Yeni Yetmeyiz O Zamanlar

Yeni yetmeyiz o zamanlar, “kentli” ol-durul-maya uğraş-ıl-an köyden çıkmalarız. Kenar mahalleliyiz, şehrin zengin bölgeleri uzak bize henüz. Sinema, çarşı, sahil, kordon lafları duyuyoruz abilerden, merak ediyoruz ama daha onların peşine takılacak durumda değiliz. Mahallemizde bizim gibi, ama bizim gibi olmayanlar var. Biz onların şivesine gülüp gırgır geçiyor, taklit ediyoruz, onlar da bizimkine gülüyor. Sonra yakınlaşıyor, beraber oyunlar oynuyoruz, çamurlu inşaat çukurlarının, yeni oluşmaya başlayan sokakların arasında. Birbirimizin evine girmeye başlıyoruz. Çok farklı değil evlerimiz ama farklı. Büyüklerimizin de giyimi, duruşu, konuşması ne bileyim farklı yani, hissediyoruz. Bizimkilerden birinin evinde biz de farklıyız bir de… Daha bir rahat, daha bir iyiyiz.
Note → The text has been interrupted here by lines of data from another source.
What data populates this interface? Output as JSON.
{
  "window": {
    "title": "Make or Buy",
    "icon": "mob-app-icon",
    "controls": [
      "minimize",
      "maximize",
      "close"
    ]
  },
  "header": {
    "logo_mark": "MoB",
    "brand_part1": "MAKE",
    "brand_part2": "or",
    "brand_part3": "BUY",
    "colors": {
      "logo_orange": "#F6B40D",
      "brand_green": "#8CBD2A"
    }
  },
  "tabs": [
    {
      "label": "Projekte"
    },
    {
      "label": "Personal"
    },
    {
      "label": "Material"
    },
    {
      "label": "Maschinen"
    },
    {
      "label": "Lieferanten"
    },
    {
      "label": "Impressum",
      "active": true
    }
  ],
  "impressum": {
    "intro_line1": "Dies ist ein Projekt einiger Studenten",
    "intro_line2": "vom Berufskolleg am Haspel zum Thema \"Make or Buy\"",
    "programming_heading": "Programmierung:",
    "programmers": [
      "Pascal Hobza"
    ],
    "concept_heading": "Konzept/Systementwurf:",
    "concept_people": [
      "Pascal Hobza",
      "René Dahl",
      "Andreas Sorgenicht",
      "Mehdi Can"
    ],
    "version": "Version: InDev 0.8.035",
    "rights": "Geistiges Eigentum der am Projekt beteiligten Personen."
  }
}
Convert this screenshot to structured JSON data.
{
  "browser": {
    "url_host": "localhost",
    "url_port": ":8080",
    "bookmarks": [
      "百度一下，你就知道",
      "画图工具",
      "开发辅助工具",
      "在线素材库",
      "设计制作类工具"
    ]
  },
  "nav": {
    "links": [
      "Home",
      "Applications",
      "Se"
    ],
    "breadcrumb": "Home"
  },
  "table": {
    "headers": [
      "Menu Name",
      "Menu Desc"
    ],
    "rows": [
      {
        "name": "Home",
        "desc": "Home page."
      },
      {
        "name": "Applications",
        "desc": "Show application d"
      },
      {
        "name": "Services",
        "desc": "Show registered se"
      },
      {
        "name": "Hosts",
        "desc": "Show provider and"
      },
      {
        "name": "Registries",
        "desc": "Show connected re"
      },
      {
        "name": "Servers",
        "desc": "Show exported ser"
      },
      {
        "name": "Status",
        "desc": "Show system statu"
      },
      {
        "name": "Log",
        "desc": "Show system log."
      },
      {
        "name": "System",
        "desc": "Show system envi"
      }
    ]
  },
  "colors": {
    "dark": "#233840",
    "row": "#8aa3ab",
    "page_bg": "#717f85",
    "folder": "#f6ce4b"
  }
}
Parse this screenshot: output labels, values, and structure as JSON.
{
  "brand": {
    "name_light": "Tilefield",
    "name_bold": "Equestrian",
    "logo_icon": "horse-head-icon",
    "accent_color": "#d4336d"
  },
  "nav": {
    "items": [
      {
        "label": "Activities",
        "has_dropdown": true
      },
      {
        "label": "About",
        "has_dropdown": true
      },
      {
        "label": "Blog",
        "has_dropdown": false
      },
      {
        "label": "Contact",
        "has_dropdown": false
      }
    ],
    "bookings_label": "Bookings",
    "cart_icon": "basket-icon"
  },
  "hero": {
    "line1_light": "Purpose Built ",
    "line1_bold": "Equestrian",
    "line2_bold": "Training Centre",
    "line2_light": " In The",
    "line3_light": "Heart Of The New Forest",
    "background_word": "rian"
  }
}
Okul başlıyor, mahallenin çocukları, hep beraber gidip geliyoruz. Orada da farklıyız. Bunu bizim gibi öğretmenler de biliyor. Sonra, onlar da biliyor, farkı fark ediyorlar mutlaka. Beraber büyüyoruz; beraber değiliz.

Bizim evimizde İmam Şamil resmi var. Sonra bir kamçı var, diğerlerinde yok. Bizimkilerin bazısında daha iyi kamçı, sonra bir tencere var, “şoven” diyor bizimkiler, baste yapılıyor içinde, onlar bilmiyor. “Kheblağ” diyor bizimkiler birbirine, onlar bunu da bilmiyor. “Nıse?” bilmiyorlar, “geragho?” yok. “Nan? Ğuegmakho?” “Yahu bunlar” diyoruz, “hiçbir şey bilmiyor”. Küfürler öğreniyoruz, sonra abiler duyuyor, dayağı yiyip tövbe ettiriliyoruz.

Derneğe gidiyor büyükler. Düğün ya da Gece olursa bizi de götürüyorlar. Tanıdık yüzler, abiler, ablalar, teyzeler filan. Gülerek konuşuyor, şakalaşıyorlar. Biz de eğleniyoruz, bazen uzun konuşmalar yapılıyor, sıkılıyor, kovalamaca filan oynuyoruz. Tiyatro oynanıyor dernekte; şaşkınlık ve ilgiyle izliyoruz. İşte bazı söylediklerini anlayamıyoruz ama artık. Sonra mızıka çalınıyor, büyükler, gençler el çırpıyor, öyle bir oynuyorlar ki… Büyüleniyoruz. Hele düğün açık havada ise silahlar peş peşe patlıyor. Çılgına dönüyoruz, kulaklarımızı tutuyor, sonra yerden mermi kovanı alıyoruz, elimizi yakıyor, geri fırlatıyoruz. Gizli saklı taklit ediyoruz hareketlerini, “işte falan abi de şöyle oynadı” diye gülüyoruz. Diğerleri bilmiyor. Şaşkın izliyor, yapamıyor, bir komik oluyorlar. Öğretmene söylüyorlar, “Oynayın göreyim” diyor öğretmen; mızıka yok, nasıl oynanacak? El çırpmayı gösteriyor, öyle tempo tutturup oynuyoruz işte… Aferin alıyoruz, kıskanıyorlar. Onlar da kendince oynuyor ya, bizim gibi değil işte. Taklit ediyorlar, maskaralığa dönüşüyor bazen, yumruklaşıyor, birbirimize giriyoruz, çocuk kavgası ne olacak, aileler karışmaya gerek görmüyor, sonra barışıyoruz.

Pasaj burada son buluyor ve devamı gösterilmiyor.